Appeals Court Says Inequality Should Not Bar Justice

There is a persistent myth in America that our adversarial court system gives every litigant an equal chance for justice.

In fact, research overwhelmingly shows that federal courts are like casinos where the government and big business usually have the edge by virtue of their greater resources. They can easily drive individual plaintiffs out of the courthouse through the use of technicalities, strategic delays, and procedural sleight of hand. Meanwhile, the supposed “leadership” of the federal court system has shown little willingness to innovate or experiment  to improve the judicial process or even to engage with the public!

So it is refreshing that a panel on the U.S. Court of Appeals for the Seventh Circuit in Chicago recently acknowledged the bleak circumstances of an Indiana prisoner who filed a federal lawsuit after being denied timely access to a prescription drug to treat gastroesophageal reflux disease (GERD), which can lead to esophageal bleeding or ulcers, chronic scarring, and increased risk of esophageal cancer.

A prison physician in 2009 ordered inmate Jeffrey Allen Rowe to take an over-the-counter strength Zantac pill twice a day. However, after two years, Rowe’s pills were confiscated and he was told he could only take a pill if he bought it or when it was dispensed by a prison nurse at 9:30 a.m. and at 9:30 p.m.  His prescription was dropped altogether for a month in 2011 on the theory that he had a chronic condition that did not warrant the continued use of the drug. He says the prison doctor and nurse eliminated the prescription in retaliation for his complaints.

Rowe alleged he suffered extreme pain because he couldn’t afford to buy the drug and was forbidden to take the prison-dispensed medication with his meals. He filed a lawsuit charging the prison with deliberate indifference to a serious medical need in violation of the U.S. Constitution’s prohibition against cruel and unusual punishment.

U.S. District Court Judge Sara Evans Barker summarily dismissed Rowe’s lawsuit because he failed to present an expert witness to dispute an affidavit submitted by the prison.

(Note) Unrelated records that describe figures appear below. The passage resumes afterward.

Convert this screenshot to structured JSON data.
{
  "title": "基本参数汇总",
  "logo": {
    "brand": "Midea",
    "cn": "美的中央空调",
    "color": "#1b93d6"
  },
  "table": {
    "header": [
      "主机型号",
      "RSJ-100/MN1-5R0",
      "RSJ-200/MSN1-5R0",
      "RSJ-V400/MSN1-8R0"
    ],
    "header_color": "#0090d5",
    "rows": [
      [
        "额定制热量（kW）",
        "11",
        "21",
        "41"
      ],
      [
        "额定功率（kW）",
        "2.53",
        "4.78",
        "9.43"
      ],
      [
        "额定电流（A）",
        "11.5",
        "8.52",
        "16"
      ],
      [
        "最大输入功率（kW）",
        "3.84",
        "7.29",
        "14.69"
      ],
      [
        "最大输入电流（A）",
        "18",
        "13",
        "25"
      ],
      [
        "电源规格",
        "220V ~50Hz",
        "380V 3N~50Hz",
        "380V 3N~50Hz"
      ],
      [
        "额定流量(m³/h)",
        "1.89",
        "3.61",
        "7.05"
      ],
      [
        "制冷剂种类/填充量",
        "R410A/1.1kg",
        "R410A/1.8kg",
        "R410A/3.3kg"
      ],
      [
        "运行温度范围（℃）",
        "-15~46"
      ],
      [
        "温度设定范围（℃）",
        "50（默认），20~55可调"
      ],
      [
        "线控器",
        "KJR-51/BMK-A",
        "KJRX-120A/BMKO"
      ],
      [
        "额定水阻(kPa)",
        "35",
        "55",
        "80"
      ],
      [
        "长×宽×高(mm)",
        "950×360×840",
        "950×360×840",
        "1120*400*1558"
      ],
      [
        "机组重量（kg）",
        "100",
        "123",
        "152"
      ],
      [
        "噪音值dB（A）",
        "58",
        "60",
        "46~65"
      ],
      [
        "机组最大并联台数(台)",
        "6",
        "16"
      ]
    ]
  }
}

The affidavit was from a doctor,  who was not a gastroenterologist, who stated that Zantac was effective for 12 hours after it was taken.  The appeals court noted  the manufacturer of Zantac states the drug must be taken within 30 to 60 minutes of eating food or drinking beverages that cause heartburn “to prevent symptoms.”

Circuit Judge Richard A. Posner wrote the 2-1 ruling, which states: “It is heartless to make a fetish of adversary procedure if by doing so feeble evidence is credited because the opponent has no practical access to offsetting evidence.”

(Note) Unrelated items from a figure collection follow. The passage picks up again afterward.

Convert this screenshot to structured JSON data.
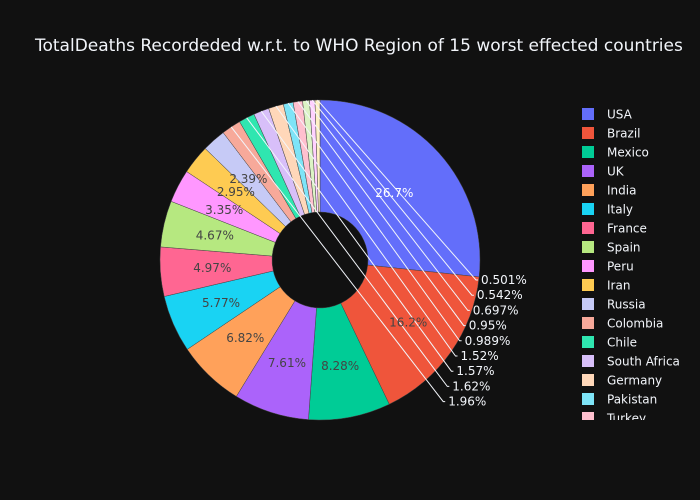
{
  "chart_data": {
    "type": "pie",
    "hole": true,
    "title": "TotalDeaths Recordeded w.r.t. to WHO Region of 15 worst effected countries",
    "legend_position": "right",
    "slices": [
      {
        "name": "USA",
        "label": "26.7%",
        "value": 26.7,
        "color": "#636efa"
      },
      {
        "name": "Brazil",
        "label": "16.2%",
        "value": 16.2,
        "color": "#ef553b"
      },
      {
        "name": "Mexico",
        "label": "8.28%",
        "value": 8.28,
        "color": "#00cc96"
      },
      {
        "name": "UK",
        "label": "7.61%",
        "value": 7.61,
        "color": "#ab63fa"
      },
      {
        "name": "India",
        "label": "6.82%",
        "value": 6.82,
        "color": "#ffa15a"
      },
      {
        "name": "Italy",
        "label": "5.77%",
        "value": 5.77,
        "color": "#19d3f3"
      },
      {
        "name": "France",
        "label": "4.97%",
        "value": 4.97,
        "color": "#ff6692"
      },
      {
        "name": "Spain",
        "label": "4.67%",
        "value": 4.67,
        "color": "#b6e880"
      },
      {
        "name": "Peru",
        "label": "3.35%",
        "value": 3.35,
        "color": "#ff97ff"
      },
      {
        "name": "Iran",
        "label": "2.95%",
        "value": 2.95,
        "color": "#fecb52"
      },
      {
        "name": "Russia",
        "label": "2.39%",
        "value": 2.39,
        "color": "#c6caf6"
      },
      {
        "name": "Colombia",
        "label": "1.96%",
        "value": 1.96,
        "color": "#f7a99a"
      },
      {
        "name": "Chile",
        "label": "1.62%",
        "value": 1.62,
        "color": "#2fe6b0"
      },
      {
        "name": "South Africa",
        "label": "1.57%",
        "value": 1.57,
        "color": "#d8bff9"
      },
      {
        "name": "Germany",
        "label": "1.52%",
        "value": 1.52,
        "color": "#ffd7b9"
      },
      {
        "name": "Pakistan",
        "label": "0.989%",
        "value": 0.989,
        "color": "#7ee4f7"
      },
      {
        "name": "Turkey",
        "label": "0.95%",
        "value": 0.95,
        "color": "#ffc0cf"
      },
      {
        "name": "",
        "label": "0.697%",
        "value": 0.697,
        "color": "#dcf4c5"
      },
      {
        "name": "",
        "label": "0.542%",
        "value": 0.542,
        "color": "#ffd1ff"
      },
      {
        "name": "",
        "label": "0.501%",
        "value": 0.501,
        "color": "#fff1c5"
      }
    ]
  }
}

Posner said Judge Barker denied Rowe’s requests for appointment of counsel and to hire an expert witness to assist him in the four-year court battle, leaving Rowe at a “decided litigating disadvantage” and unable to offer evidence beyond his own testimony.

 “Shall the unreliability of the unalloyed adversary process in a case of such dramatic inequality of resources and capabilities of the parties as this case be an unalterable bar to justice?” asked Posner.

The majority cites  research from “highly reputable medical websites” on the Internet to show that Rowe raised a significant issue of material fact which warranted going forward with the case. By conducting independent research, the majority acknowledged that “we may be thought to be ‘going outside the record’ in an improper sense.” However, the panel noted that Rule 201 of the Federal Rules of Evidence permits a judge to consider certain facts without requiring the testimony of an expert witness. The panel did not accept its research as “true” but construed it to be sufficient to raise a question of fact that barred dismissal on a motion for summary judgment. The panel said it is appropriate for a judge to do research when it is conducted “with circumspection. In particular, it must not be allowed to extinguish reasonable opportunities for rebuttal.”

The dissent criticized the majority for expecting Judge Barker to challenge an unquestioned expert’s affidavit and to conduct independent factual research instead of relying solely upon the official record.  The majority responded that Judge Barker had failed to “recognize the existence of a substantial issue of material fact, barring summary judgment. Rowe’s evidence of pain contradicted (the prison doctor’s) affidavit.”

The case is JEFFREY ALLEN ROWE, Plaintiff-Appellant, v. MONICA GIBSON, et al., No. 14-3316 (August 19, 2015).